Struggling Lakers easing load on aging Bryant


Kobe Bryant does not like the idea, but he would comply if the Lakers opt to shut their aging superstar down in what is turning into a lost season for Los Angeles.

“It’s a tough one for me,” Bryant said of the prospect of sitting out a considerable chunk of an NBA season. “I want to play, but at the same time, I understand management’s position. I will do what they ask me to do.”

It is a subject that has come up as the Lakers’ struggles have continued and the 36-year-old, sidelined for all but six games last season, has been inconsistent on the floor.

Last month, Bryant passed NBA icon Michael Jordan for third on the league’s all-time scoring list.

However, the strong performances have been overshadowed by poor-scoring nights and uncharacteristic spates of turnovers.

Thursday night was one of the good ones for Bryant, who handed out a career-high 17 assists and scored 19 points with only three turnovers.
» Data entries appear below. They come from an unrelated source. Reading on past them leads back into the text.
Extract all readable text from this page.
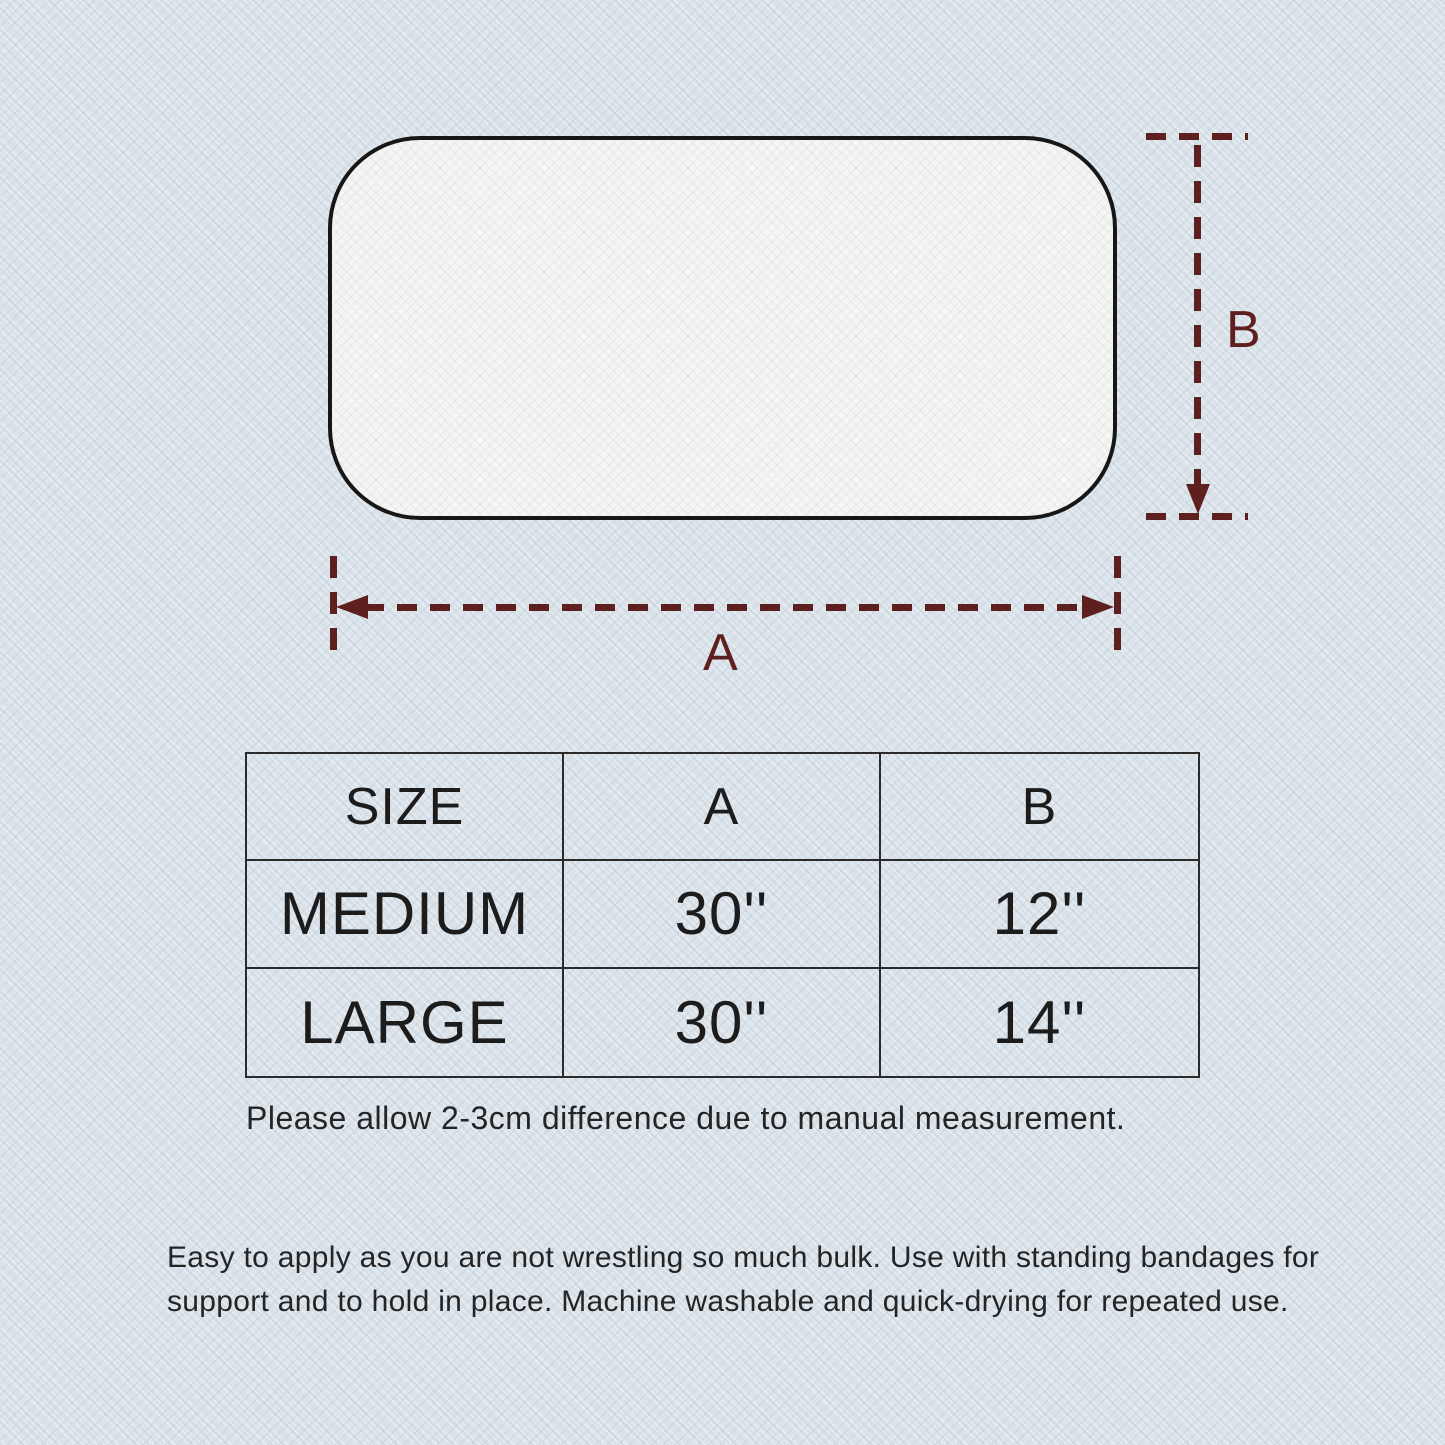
B
A
SIZE	A	B
MEDIUM	30''	12''
LARGE	30''	14''
Please allow 2-3cm difference due to manual measurement.
Easy to apply as you are not wrestling so much bulk. Use with standing bandages for support and to hold in place. Machine washable and quick-drying for repeated use.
However, it went for naught as the Lakers lost to LeBron James and the Cleveland Cavaliers.

Staples Center fans chanted: “We want Kobe!” whenever he was on the bench, but Lakers coach Byron Scott has vowed to strictly limit Bryant’s minutes in a bid to keep him fresh.

“I wanted to say: ‘I want him too,’” Scott said. “I know how much he means to us, but I also know that in the long run it’s going to be the best thing for us.”

And if the Lakers are out of playoff contention come March — which seems virtually certain for the 12-28 club — there has been talk that the team could choose to shut him down entirely in a bid to make sure he is healthy for a final NBA campaign next season.

“But right now the situation remains the same as far as game by game,” Scott said.

In the meantime, Scott wants to do what he can to keep the star going, and he said Bryant, a workhorse throughout his career, is getting used to the reduced minutes.

“I think he’s dealt with it extremely well,” Scott said. “I think he understands he’s still a hell of a basketball player, but he’s not what he used to be.

“He can’t play 40 minutes a night,” he added. “He can’t play four out of five nights. He doesn’t want to limp out — that’s one of the reasons we’re doing what we’re doing right now.”